November 14, 2017
Editor’s Note: Anna Kusler is a member of Panthera’s Teton Cougar Project team and a graduate researcher at Pace University in the Dyson College of Arts and Sciences.
The internet and our social media news feeds are filled with photos of our beloved feline companions sleeping in the oddest of locations: empty boxes in our closets, the top of the refrigerator, or hidden under clothes in the hamper.
Have you ever wondered if big cats sleep in similarly weird places? Despite the fact that scientists know a lot about the relationships between predators and their prey, we know surprisingly little about the sleeping habits of large predators, especially cryptic carnivores like pumas.
From Pumas, Clues to Your Cat's Strange Sleep Spots from
Panthera Cats on
Vimeo.
We at
Panthera’s Teton Cougar Project (TCP), which has
made major progress unraveling the secret lives of pumas, set out to change that. In our
newest paper published in the scientific journal PeerJ, we report that pumas love to sleep in concealed places where it would be difficult for a potential competitor to see them.
But why would bed sites even matter? Even though most of us probably think of pumas as top predators with little to fear, that’s not always the case. In North America, much larger grizzly and black bears steal their hard-earned kills. Wolves, as pack animals, steal their kills AND kill them and their kittens. So pumas need to find safe places (scientifically referred to as “refugia”) where it is difficult or unlikely that other predators can disturb or hurt them.
Over the course of four years (from 2012-2016), our research team visited 599 puma bed sites with the help of satellite GPS collars and documented the characteristics of the places these elusive predators slept. We shimmied under fallen trees and balanced along craggy cliff bands in search of their sign.
If we were lucky, we would find the soft depression in the needles, dirt, or snow that marked where their body had laid. If we were even luckier, we would find a few soft, springy hairs—just the tiniest of traces to betray their ghost-like presence on the landscape.

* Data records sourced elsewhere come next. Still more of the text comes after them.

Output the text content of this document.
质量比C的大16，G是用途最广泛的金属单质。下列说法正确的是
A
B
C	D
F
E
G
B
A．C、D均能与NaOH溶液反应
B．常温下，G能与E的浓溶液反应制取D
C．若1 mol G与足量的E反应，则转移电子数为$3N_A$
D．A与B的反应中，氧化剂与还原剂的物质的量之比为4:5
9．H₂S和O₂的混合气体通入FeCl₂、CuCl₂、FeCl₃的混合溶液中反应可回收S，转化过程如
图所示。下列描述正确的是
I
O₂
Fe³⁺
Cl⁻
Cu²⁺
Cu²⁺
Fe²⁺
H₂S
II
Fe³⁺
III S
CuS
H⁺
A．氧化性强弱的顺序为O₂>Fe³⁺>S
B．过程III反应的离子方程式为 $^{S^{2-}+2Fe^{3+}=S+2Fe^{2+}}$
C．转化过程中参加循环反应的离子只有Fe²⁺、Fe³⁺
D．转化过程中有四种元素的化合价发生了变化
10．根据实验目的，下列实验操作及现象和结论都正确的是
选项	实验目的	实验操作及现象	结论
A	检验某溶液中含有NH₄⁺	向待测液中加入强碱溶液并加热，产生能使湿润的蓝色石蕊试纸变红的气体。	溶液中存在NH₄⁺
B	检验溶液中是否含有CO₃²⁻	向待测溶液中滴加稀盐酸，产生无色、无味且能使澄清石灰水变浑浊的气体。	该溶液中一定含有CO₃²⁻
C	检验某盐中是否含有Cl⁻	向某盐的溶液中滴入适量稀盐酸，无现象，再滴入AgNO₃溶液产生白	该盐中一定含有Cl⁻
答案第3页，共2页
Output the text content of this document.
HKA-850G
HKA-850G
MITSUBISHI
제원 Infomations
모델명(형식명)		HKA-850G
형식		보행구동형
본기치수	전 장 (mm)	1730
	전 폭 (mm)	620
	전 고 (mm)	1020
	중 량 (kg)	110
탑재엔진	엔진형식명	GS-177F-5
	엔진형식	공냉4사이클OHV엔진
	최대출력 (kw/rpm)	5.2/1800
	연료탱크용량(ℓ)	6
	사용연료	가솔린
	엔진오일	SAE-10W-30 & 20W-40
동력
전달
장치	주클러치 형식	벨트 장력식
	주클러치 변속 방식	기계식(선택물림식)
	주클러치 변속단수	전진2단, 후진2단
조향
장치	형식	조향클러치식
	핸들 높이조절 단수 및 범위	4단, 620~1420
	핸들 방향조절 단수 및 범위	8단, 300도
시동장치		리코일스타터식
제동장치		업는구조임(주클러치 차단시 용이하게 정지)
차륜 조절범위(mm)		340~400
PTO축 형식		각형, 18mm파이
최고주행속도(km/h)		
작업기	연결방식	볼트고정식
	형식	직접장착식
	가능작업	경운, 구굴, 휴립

We often found puma beds tucked underneath the low-lying boughs of a tree, or against the rugged face of an inaccessible cliff. They seem to prefer steep, rugged terrain, like cliff bands and boulder fields. The bone structure in pumas’ feet allows them to grip rocks and logs much more easily than can wolves and bears, allowing pumas a distinct escape advantage should a competitor try to sneak up on them during a cat nap.
Similarly, you’ll almost never find a puma sleeping out in an open meadow; these cryptic cats typically chose to sleep within or nearby the safety of the forest, where there are plenty of trees to climb in case of an emergency.
We also found that warmth (thermoregulation) was very influential in bed site selection, especially in the winter. So, like your housecat loves to sleep in the sunny warmth of a windowsill, pumas like to maximize their exposure to the sun’s rays. That meant many bed sites were on south-facing slopes, where the warmth from the sun is strongest.
Why does such research matter to pumas? When many people think about conserving or managing large predators like pumas, they typically focus on their food requirements (i.e. the availability of prey species like deer). Though this is definitely an important consideration, pumas must constantly manage a trade-off between finding food and staying safe. Because the best hunting habitats are not necessarily the safest places to sleep, a puma must find a home range that can provide both types of environment.
We hope that this new research will help scientists, managers, and conservationists to broaden their perspective when considering the kinds of habitats and landscapes pumas may need in order to make the best-possible conservation and management decisions.
The next time you see your housecat sleeping in an empty box on the top shelf of your closet, maybe you can imagine a puma doing something similar: silent and hidden, napping under the boughs of a tree or the crags of a cliff, perched high above the world. Perhaps our domestic companions and their bigger, distant relatives aren’t so different after all.